- Lakhahi Location in Uttar Pradesh, India Lakhahi Lakhahi (India) Lakhahi Lakhahi (Asia)
- Coordinates: 28°10′N 80°58′E﻿ / ﻿28.16°N 80.97°E the
- Country: India
- State: Uttar Pradesh
- District: Lakhimpur Kheri
- Established in: 1461
- Founder: Raja Kalyan Mal Rathore

Government
- • Type: Sarpanch (Pradhan)
- • Body: Gram panchayat and Nyaya panchayat

Population (2011)
- • Total: 5,510
- Vehicle registration: UP- 31
- Website: kheri.nic.in

= Lakhahi =

Village in Uttar Pradesh, India

Lakhahi is a village, large Gram panchayat and a Nyaya Panchayat in Dhaurehra tehsil Lakhimpur Kheri district, Uttar Pradesh state, India.

Lakhahi historically served as the seat of an estate belonging to a branch of the Rathore's of Jodhpur. The Royal house is the descendants of the legendary Rao Siha Ji, founder of Rathore dynasty who was the son of Raja Jai Chand Gaharwar of Kannauj.
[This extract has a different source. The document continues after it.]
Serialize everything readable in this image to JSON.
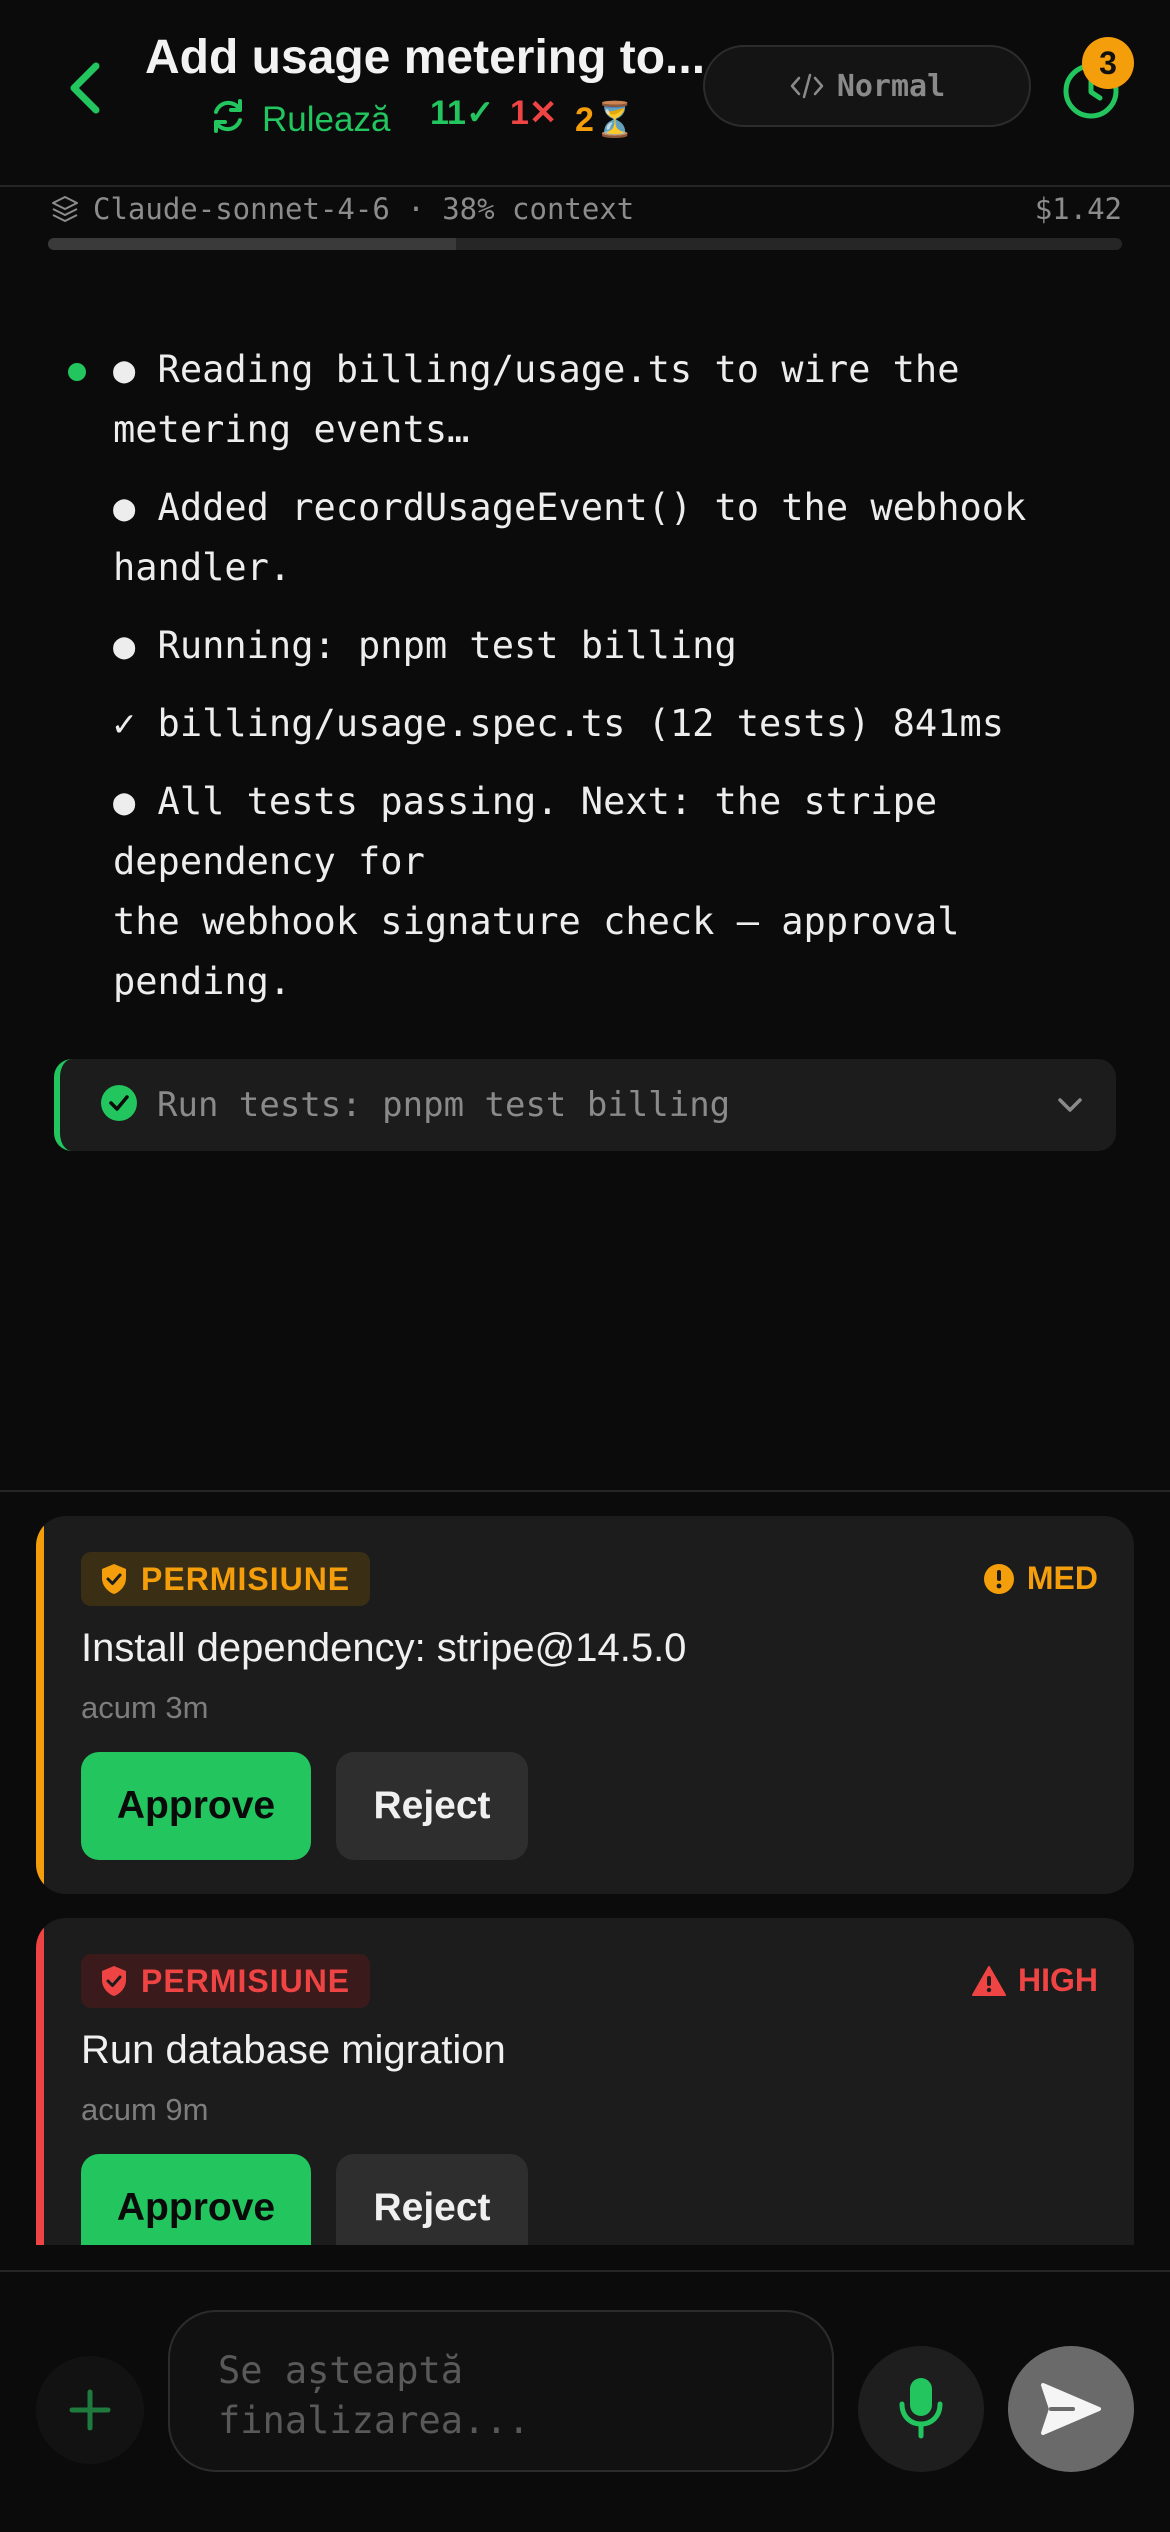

Lakhahi has a bazar known as dhakherwa chauraha or Lakhahiganj, and it hosts both a permanent market and a weekly haat.[2] The haat is held thrice per week, on Wednesday, Friday and Sundays, and it mostly involves trade in cloth and vegetables.It was earlier famous for ketki Flowers. Ketki were found in the royal foolbagh which was of rulers of Lakhahi

==History==
Lakhahi Raj was a historical taluqdari or a zamindari estate situated in present-day Lakhimpur Kheri district in the Awadh region of Uttar Pradesh, ruled primarily by Rajput chiefs who exercised hereditary control over a group of villages under the taluqdari system. Emerging during the Mughal period as a zamindari holding, the estate functioned as a semi-autonomous unit responsible for revenue collection, local administration, and maintenance of order while acknowledging the sovereignty of the Mughal Empire and later the Nawabs of Awadh. With the annexation of Awadh by the British East India Company in 1856, traditional land arrangements were altered, and during the Indian Rebellion of 1857, taluqdars across Awadh, including those of Lakhahi, were affected by shifting loyalties and British reprisals, though many estates were subsequently restored under revised colonial policies to ensure stability. The estate's economy was predominantly agrarian, supported by fertile Terai lands and forest resources, and the ruling family held social prestige within the Rajput community, often patronizing religious and cultural institutions. Following India's independence, the implementation of the Uttar Pradesh Zamindari Abolition and Land Reforms Act, 1950 abolished intermediary land rights, leading to the dissolution of Lakhahi Raj as a legal estate and transferring land ownership to cultivators, after which the former ruling family retained social recognition but no formal administrative authority, leaving the estate as a part of the historical legacy of Awadh's princely system.